Institute of Biochemistry, University of Münster, Wilhelm-Klemm-Str. 2, 48149, Münster, Germany.
Cell Mol Life Sci. 2013 Apr;70(7):1185-206. doi: 10.1007/s00018-012-1120-4. Epub 2012 Aug 28.
Inteins catalyze a post-translational modification known as protein splicing, where the intein removes itself from a precursor protein and concomitantly ligates the flanking protein sequences with a peptide bond.

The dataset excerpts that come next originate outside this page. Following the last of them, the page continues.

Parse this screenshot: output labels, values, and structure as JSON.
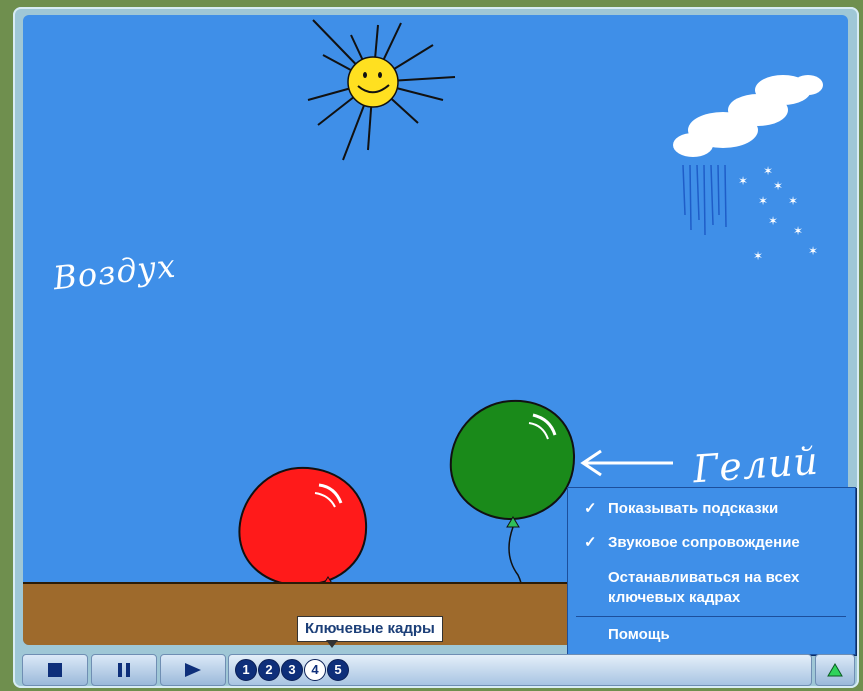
{
  "scene": {
    "label_air": "Воздух",
    "label_helium": "Гелий"
  },
  "menu": {
    "items": [
      {
        "label": "Показывать подсказки",
        "checked": true
      },
      {
        "label": "Звуковое сопровождение",
        "checked": true
      },
      {
        "label": "Останавливаться на всех ключевых кадрах",
        "checked": false
      },
      {
        "label": "Помощь",
        "checked": false
      }
    ],
    "check_mark": "✓"
  },
  "tooltip": {
    "text": "Ключевые кадры"
  },
  "controls": {
    "stop_icon": "stop-icon",
    "pause_icon": "pause-icon",
    "play_icon": "play-icon",
    "menu_toggle_icon": "triangle-up-icon"
  },
  "keyframes": {
    "items": [
      "1",
      "2",
      "3",
      "4",
      "5"
    ],
    "active": "4"
  },
  "colors": {
    "sky": "#3f8fe8",
    "ground": "#9e6a2c",
    "balloon_red": "#ff1a1a",
    "balloon_green": "#1a8a1a",
    "sun": "#ffe020",
    "control_dark": "#0e2f7a",
    "toggle_green": "#2fd35a"
  }
}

Over the past two decades, inteins have risen from a peculiarity to a rich source of applications in biotechnology, biomedicine, and protein chemistry. In this review, we focus on developments of intein-related research spanning the last 5 years, including the three different splicing mechanisms and their molecular underpinnings, the directed evolution of inteins towards improved splicing in exogenous protein contexts, as well as novel applications of inteins for cell biology and protein engineering, which were made possible by a clearer understanding of the protein splicing mechanism.
内含子催化一种称为蛋白质剪接的翻译后修饰过程,其中内含子从前体蛋白中切除自身,并同时通过肽键连接侧翼的蛋白质序列。在过去的二十年中,内含子已经从一个奇特的现象变成了生物技术、生物医学和蛋白质化学中丰富的应用来源。在这篇综述中,我们重点介绍了过去 5 年内与内含子相关的研究进展,包括三种不同的剪接机制及其分子基础、内含子的定向进化以改善外源蛋白环境中的剪接效率,以及通过更清楚地了解蛋白质剪接机制而实现的内含子在细胞生物学和蛋白质工程中的新应用。